Supercomputing group iVEC has kicked off Stage 1B of its Pawsey Centre build, inviting industry representatives to participate in a briefing this week.

iVEC to build second Pawsey supercomputing site

The Government-backed organisation sought vendors to expand its 87.2-TeraFLOP cluster, and planned to issue a request for tender on 17 January 2011 as per CSIRO procurement guidelines.

Stage 1B would be hosted at the University of Western Australia and connect to Stage 1A - a $5 million HP POD deployment at Murdoch University - via a 10Gb Ethernet connection.

Last month, Stage 1A was ranked 87th on the Top500 supercomputer list, despite representing only one-fifteenth of the computing power that the $80 million Pawsey Centre would eventually provide.

iVEC spokesman David Satterthwaite said the centre would be the "sum of its parts", referring to Stages 1A, 1B, and 2.

The final stage would be established in a purpose-built facility next to the CSIRO's Australian Resources Research Centre in Kensington by 2013.

Although Stage 1A featured HP Blade servers and 500TB of HP storage, the Pawsey Centre was "definitely not an HP-only project", and different vendors would be considered alongside HP for the next stages, Satterthwaite said.

Meanwhile, the Murdoch University deployment was undergoing diagnostics and performance tests to prepare it for use by early adopters at the end of this month.

Those early adopters had been chosen from users of iVEC's current West Australian supercomputing facilities.

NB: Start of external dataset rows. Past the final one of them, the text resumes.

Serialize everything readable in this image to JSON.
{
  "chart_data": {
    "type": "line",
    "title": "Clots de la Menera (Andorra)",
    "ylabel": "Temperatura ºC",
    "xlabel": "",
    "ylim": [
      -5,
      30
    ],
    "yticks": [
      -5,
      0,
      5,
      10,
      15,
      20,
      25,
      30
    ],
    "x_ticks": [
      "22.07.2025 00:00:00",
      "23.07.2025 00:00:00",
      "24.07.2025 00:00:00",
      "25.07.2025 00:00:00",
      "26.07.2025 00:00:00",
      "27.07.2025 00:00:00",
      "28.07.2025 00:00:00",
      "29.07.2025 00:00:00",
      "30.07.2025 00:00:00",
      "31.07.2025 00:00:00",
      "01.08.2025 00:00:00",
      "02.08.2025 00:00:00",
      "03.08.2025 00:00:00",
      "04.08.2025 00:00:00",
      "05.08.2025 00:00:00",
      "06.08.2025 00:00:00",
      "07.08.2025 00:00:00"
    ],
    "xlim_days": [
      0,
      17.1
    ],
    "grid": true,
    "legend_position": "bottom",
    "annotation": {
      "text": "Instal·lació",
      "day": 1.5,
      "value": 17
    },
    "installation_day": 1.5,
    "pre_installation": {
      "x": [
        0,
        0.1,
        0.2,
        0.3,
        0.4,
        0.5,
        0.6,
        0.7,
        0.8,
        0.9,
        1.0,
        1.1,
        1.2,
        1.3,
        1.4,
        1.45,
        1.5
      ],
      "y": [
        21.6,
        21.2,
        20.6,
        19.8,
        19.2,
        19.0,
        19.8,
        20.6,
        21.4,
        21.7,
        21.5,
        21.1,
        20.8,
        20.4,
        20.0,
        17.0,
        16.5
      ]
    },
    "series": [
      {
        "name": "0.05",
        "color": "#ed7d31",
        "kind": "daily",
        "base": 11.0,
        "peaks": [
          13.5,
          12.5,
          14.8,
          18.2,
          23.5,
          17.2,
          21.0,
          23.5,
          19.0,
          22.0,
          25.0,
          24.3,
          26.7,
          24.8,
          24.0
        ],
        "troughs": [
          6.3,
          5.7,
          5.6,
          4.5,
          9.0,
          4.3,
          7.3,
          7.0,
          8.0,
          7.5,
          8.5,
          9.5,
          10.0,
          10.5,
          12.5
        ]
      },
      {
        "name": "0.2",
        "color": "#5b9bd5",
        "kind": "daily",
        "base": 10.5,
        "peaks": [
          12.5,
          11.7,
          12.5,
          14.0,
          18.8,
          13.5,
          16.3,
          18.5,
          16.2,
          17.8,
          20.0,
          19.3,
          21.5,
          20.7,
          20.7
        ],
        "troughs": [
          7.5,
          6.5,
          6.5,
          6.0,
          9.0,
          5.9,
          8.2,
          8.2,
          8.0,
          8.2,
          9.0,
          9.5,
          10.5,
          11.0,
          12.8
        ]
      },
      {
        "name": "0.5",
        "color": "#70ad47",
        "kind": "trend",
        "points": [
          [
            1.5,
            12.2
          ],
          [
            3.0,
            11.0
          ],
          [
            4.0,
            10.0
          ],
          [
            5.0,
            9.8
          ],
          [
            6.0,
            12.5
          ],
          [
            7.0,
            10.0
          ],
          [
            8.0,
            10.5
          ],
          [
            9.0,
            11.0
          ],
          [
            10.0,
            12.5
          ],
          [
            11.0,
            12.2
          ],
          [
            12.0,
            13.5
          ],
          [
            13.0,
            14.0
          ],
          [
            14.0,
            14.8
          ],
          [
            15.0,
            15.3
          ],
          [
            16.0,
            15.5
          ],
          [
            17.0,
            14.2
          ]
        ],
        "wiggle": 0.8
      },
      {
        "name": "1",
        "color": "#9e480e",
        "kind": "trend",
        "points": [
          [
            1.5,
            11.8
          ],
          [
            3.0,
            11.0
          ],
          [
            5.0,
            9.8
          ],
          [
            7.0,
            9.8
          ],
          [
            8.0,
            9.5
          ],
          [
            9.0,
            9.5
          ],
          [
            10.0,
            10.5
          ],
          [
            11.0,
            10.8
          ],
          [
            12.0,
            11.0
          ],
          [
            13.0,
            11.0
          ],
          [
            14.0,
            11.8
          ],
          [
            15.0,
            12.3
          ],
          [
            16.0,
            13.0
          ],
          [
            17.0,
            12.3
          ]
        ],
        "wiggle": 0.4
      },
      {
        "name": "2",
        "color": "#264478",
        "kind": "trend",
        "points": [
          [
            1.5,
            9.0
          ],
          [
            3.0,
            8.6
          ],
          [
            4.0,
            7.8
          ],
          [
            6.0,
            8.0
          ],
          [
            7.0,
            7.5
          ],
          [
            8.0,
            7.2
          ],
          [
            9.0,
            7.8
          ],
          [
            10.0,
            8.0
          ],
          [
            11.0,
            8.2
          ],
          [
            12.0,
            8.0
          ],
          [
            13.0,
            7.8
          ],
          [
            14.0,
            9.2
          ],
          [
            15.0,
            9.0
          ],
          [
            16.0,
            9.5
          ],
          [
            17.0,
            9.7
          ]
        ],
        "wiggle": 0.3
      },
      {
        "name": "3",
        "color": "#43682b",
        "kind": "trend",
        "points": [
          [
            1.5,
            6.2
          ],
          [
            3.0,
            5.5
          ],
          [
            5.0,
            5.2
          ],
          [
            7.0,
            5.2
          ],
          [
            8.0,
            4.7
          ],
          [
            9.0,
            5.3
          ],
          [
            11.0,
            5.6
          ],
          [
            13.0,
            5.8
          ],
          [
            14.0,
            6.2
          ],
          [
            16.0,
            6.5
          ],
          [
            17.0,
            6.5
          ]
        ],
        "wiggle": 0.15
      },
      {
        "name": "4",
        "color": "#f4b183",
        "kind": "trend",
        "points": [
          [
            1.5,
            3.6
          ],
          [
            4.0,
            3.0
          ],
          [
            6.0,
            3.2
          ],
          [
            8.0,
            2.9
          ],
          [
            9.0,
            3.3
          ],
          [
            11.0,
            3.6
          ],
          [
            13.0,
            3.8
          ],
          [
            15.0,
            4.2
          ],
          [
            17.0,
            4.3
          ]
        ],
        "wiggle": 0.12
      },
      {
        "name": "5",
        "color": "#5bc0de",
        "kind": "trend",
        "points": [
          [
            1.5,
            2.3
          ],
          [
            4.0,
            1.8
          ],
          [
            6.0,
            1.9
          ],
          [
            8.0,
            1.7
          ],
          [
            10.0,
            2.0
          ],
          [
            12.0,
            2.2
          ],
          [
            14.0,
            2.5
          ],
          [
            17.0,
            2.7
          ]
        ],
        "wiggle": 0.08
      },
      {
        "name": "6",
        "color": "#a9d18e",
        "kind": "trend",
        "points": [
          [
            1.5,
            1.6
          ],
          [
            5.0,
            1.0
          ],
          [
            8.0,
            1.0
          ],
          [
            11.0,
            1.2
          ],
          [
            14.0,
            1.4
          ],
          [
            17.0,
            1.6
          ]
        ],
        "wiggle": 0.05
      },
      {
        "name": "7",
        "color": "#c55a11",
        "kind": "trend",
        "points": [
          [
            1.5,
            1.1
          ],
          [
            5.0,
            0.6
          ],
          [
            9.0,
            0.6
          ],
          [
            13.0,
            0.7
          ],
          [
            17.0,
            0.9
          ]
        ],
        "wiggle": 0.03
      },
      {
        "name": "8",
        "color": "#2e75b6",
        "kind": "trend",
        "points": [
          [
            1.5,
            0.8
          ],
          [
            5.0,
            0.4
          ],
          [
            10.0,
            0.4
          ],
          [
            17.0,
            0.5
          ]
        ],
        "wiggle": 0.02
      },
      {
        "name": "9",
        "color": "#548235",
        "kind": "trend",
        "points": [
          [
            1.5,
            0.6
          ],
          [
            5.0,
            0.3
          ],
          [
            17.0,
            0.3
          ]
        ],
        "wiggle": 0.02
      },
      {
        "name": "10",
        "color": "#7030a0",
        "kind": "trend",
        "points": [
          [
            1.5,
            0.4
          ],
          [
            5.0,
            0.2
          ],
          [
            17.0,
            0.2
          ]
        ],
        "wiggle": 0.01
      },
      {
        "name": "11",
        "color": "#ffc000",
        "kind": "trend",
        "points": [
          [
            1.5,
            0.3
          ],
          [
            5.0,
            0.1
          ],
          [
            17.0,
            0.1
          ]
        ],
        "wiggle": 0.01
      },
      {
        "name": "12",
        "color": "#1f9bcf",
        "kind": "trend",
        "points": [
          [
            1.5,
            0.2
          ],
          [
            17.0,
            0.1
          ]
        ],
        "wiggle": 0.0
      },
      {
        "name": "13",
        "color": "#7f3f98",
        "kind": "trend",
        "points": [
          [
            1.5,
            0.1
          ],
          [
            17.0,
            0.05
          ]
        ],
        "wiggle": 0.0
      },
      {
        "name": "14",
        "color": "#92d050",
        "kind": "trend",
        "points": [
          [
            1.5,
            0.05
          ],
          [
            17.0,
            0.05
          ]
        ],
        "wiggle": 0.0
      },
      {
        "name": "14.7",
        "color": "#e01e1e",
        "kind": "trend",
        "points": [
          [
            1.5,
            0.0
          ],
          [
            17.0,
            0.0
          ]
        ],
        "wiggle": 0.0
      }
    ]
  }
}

They tended to be large projects that would use the additional computing power to open new avenues for research.

Satterthwaite said Pawsey facilities would be provided for free to all West Australian academic researchers on a merit allocation basis.

He said iVEC was also in discussions with its legal team about providing computing power to the private sector, although it was not likely to be able to support direct commercial outcomes due to anti-competitive concerns.

Edited on 8 April 2011: The headline initially indicated that CSIRO was to build Pawsey. iVEC comprises the CSIRO, University of Western Australia, Curtin University, Murdoch University and Edith Cowan University.